Was Kotlin explicitly designed with usability in mind?

It seems like most programming languages were not designed with usability in mind. I find Kotlin pretty usable, for example because of the self explaining naming like init, vararg or because of error prevention like null-safety. But was Kotlin explicitly designed with programming language usability in mind?

I don’t think that Kotlin was explicitly designed with usability (in terms of that slide deck) in mind. It was designed by experienced high level programmers for their own use using best practices in other languages. I’m quite confident that it was not designed primarily for beginners and there are some corners of the language (delegates and especially overriding their binding or custom coroutines) that are not. Kotlin is very much a language kind to library writers, allowing them to create powerful, clear, interfaces even when doing so is not always “easy”. Overall I see the following properties in Kotlin’s design:

  • Designed for readability: code is read much more often than written, it is very important that it is easy to read so that code semantics are apparent and not snowed under in boilerplate or piles of generic parameters that the compiler already knows.

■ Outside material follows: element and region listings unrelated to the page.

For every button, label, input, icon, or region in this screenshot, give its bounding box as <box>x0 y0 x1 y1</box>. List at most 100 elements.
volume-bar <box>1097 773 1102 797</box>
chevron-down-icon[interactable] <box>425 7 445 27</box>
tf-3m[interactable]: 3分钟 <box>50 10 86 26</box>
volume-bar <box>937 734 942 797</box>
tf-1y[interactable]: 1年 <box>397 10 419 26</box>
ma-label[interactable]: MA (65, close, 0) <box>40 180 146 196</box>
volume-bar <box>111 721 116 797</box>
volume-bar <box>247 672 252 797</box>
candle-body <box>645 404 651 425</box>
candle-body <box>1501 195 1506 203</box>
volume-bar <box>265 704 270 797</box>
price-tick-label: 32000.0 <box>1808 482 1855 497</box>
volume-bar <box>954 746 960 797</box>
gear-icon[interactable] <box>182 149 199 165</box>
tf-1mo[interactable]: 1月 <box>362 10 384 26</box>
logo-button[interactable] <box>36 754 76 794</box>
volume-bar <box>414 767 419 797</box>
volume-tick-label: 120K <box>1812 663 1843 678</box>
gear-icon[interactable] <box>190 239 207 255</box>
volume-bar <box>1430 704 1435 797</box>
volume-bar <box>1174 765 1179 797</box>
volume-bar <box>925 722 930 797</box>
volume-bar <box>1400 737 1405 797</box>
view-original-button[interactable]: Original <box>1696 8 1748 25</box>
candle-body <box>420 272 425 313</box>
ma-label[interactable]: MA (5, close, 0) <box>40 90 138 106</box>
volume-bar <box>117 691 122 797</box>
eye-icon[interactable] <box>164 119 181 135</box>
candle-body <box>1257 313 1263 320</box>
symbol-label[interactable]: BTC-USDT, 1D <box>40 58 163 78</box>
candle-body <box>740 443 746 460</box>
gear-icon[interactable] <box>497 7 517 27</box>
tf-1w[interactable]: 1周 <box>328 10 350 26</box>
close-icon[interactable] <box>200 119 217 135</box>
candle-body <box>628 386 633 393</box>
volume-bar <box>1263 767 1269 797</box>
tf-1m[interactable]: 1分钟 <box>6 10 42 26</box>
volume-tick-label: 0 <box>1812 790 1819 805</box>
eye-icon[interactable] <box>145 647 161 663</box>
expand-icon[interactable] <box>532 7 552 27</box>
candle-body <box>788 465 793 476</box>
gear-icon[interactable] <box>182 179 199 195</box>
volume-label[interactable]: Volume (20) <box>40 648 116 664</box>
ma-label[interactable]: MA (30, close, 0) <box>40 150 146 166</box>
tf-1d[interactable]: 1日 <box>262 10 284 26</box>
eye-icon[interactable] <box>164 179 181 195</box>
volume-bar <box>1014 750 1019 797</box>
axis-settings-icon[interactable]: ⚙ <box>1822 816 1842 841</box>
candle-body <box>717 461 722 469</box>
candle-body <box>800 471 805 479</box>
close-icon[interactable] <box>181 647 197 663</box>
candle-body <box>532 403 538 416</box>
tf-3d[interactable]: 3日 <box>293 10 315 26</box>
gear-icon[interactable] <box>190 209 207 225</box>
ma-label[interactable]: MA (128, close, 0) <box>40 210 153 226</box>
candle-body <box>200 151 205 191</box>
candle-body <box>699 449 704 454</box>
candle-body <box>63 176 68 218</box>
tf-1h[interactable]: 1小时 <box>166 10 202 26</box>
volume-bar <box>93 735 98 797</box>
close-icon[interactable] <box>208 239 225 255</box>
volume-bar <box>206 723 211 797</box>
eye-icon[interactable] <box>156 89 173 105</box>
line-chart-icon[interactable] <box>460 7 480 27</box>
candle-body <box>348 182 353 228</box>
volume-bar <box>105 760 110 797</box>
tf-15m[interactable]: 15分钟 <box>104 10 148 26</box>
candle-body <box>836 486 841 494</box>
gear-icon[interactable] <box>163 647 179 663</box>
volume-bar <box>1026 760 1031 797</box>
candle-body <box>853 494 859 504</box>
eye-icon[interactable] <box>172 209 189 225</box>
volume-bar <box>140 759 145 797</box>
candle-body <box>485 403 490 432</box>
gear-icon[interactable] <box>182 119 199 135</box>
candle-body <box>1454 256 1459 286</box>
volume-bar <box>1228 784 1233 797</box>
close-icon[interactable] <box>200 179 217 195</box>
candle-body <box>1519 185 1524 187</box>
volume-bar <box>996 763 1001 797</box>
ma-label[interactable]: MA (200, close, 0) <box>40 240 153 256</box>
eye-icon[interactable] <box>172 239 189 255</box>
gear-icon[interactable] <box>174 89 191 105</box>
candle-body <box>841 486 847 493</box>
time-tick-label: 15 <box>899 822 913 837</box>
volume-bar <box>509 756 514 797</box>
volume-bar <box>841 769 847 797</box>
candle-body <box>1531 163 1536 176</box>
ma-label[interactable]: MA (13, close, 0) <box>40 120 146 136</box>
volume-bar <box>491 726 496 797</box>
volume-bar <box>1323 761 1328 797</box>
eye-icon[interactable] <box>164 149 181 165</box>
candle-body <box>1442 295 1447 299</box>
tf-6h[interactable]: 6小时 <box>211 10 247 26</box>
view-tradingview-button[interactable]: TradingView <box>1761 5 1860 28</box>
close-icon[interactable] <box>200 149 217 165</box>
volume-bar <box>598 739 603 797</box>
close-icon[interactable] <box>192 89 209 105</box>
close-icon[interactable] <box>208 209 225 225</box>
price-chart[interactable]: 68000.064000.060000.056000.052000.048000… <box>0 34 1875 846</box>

  • Conceptually coherent: Kotlin is very consistent in its design (much more than especially Java). Perhaps the long time in beta (with language changes allowed) really helped in that regard.
  • Powerful constructs. Kotlin uses a number of very powerful constructs and uses them to their maximum value (this creates no problems due to consistency - or “simple” design - we all know simple design is actually very hard)

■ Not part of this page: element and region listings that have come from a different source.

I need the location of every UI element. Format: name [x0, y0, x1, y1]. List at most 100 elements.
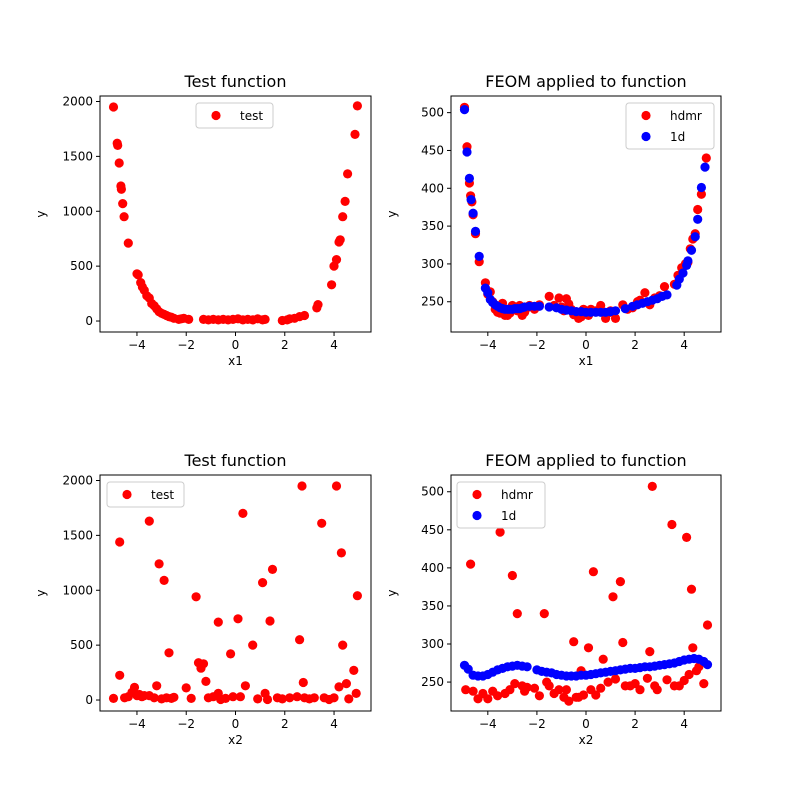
- data-point: [688, 643, 698, 653]
- legend-label: hdmr: [501, 488, 533, 502]
- data-point: [129, 682, 140, 693]
- legend-marker: [122, 489, 132, 500]
- data-point: [522, 682, 532, 693]
- series-test: [108, 481, 362, 705]
- chart-panel: −4 −2 0 2 4 250 300 350 400 450 500 x1 y FEOM applied…: [385, 72, 722, 368]
- data-point: [285, 693, 295, 703]
- x-axis-label: x2: [579, 733, 594, 747]
- data-point: [468, 686, 478, 696]
- data-point: [615, 577, 626, 587]
- data-point: [505, 685, 515, 695]
- y-tick-label: 1000: [62, 583, 93, 597]
- data-point: [645, 647, 655, 657]
- data-point: [115, 670, 125, 680]
- data-point: [133, 270, 143, 280]
- y-tick-label: 2000: [62, 473, 93, 487]
- data-point: [667, 519, 677, 530]
- chart-panel: −4 −2 0 2 4 0 500 1000 1500 2000 x2 y Test function t…: [34, 451, 372, 747]
- legend-label: hdmr: [670, 109, 702, 123]
- x-tick-label: −4: [128, 717, 146, 731]
- data-point: [123, 238, 133, 248]
- x-tick-label: −2: [528, 338, 546, 352]
- series-test: [108, 101, 362, 326]
- y-axis-label: y: [385, 589, 399, 596]
- data-point: [298, 677, 308, 688]
- data-point: [265, 616, 275, 626]
- x-tick-label: 2: [281, 338, 289, 352]
- x-axis-label: x2: [228, 733, 243, 747]
- data-point: [277, 694, 287, 704]
- data-point: [262, 694, 273, 705]
- data-point: [495, 527, 505, 537]
- x-tick-label: 0: [232, 717, 240, 731]
- data-point: [335, 235, 345, 245]
- y-tick-label: 500: [421, 485, 444, 499]
- data-point: [583, 643, 594, 653]
- data-point: [596, 300, 606, 311]
- data-point: [647, 481, 657, 491]
- legend: test: [106, 481, 185, 508]
- x-tick-label: 2: [631, 717, 639, 731]
- y-tick-label: 400: [421, 561, 444, 575]
- data-point: [608, 592, 618, 602]
- data-point: [338, 212, 348, 222]
- data-point: [588, 567, 599, 577]
- data-point: [113, 140, 123, 150]
- y-axis-label: y: [385, 210, 399, 217]
- data-point: [696, 189, 707, 199]
- legend-label: test: [151, 488, 174, 502]
- data-point: [116, 184, 126, 194]
- y-axis-label: y: [34, 589, 48, 596]
- y-axis-label: y: [34, 210, 48, 217]
- data-point: [267, 564, 278, 575]
- data-point: [483, 694, 493, 704]
- data-point: [522, 662, 532, 672]
- data-point: [700, 162, 710, 172]
- data-point: [114, 158, 124, 168]
- data-point: [169, 692, 179, 702]
- chart-panel: −4 −2 0 2 4 250 300 350 400 450 500 x2 y FEOM applied…: [385, 451, 722, 747]
- data-point: [248, 640, 258, 650]
- data-point: [164, 648, 174, 658]
- y-tick-label: 450: [421, 523, 444, 537]
- x-tick-label: 0: [232, 338, 240, 352]
- chart-title: FEOM applied to function: [485, 72, 686, 91]
- data-point: [686, 245, 697, 255]
- data-point: [630, 679, 640, 689]
- x-axis-label: x1: [579, 354, 594, 368]
- chart-title: FEOM applied to function: [485, 451, 686, 470]
- data-point: [338, 640, 348, 650]
- data-point: [610, 306, 621, 316]
- data-point: [292, 692, 302, 702]
- legend-marker: [472, 489, 482, 500]
- y-tick-label: 2000: [62, 94, 93, 108]
- data-point: [662, 290, 672, 300]
- series-1d: [459, 653, 713, 681]
- data-point: [610, 674, 621, 684]
- data-point: [309, 693, 319, 703]
- data-point: [561, 685, 572, 695]
- data-point: [295, 635, 305, 645]
- y-tick-label: 500: [421, 106, 444, 120]
- x-tick-label: 0: [582, 338, 590, 352]
- legend-marker: [472, 510, 482, 521]
- data-point: [699, 679, 709, 689]
- data-point: [260, 314, 270, 324]
- data-point: [238, 508, 248, 518]
- data-point: [159, 575, 169, 586]
- data-point: [544, 302, 554, 312]
- legend-label: 1d: [501, 509, 516, 523]
- data-point: [693, 214, 703, 224]
- data-point: [341, 679, 351, 689]
- x-tick-label: 4: [680, 717, 688, 731]
- chart-panel: −4 −2 0 2 4 0 500 1000 1500 2000 x1 y Test function t…: [34, 72, 372, 368]
- data-point: [640, 288, 650, 298]
- legend-box: [106, 481, 185, 508]
- data-point: [327, 280, 337, 290]
- y-tick-label: 0: [85, 314, 93, 328]
- y-tick-label: 1500: [62, 149, 93, 163]
- data-point: [144, 516, 154, 526]
- data-point: [512, 609, 522, 619]
- data-point: [349, 665, 359, 676]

  • Designed for library writing. All problems are different, the solution is to write libraries that provide the language to solve these domain dependent problems. From this philosophy much of the important language features are actually standard library features (often quite trivial in code, but essential for the language).
  • Aware of best practices in code patterns (and suitably opinionated). The language design is such that it attempts to make good practice easy and bad practice harder (or uglier ‘!!’)
  • Pragmatic. The language recognises the need for edge cases, exceptions to the rules and differences in taste. Everyone can have their own library.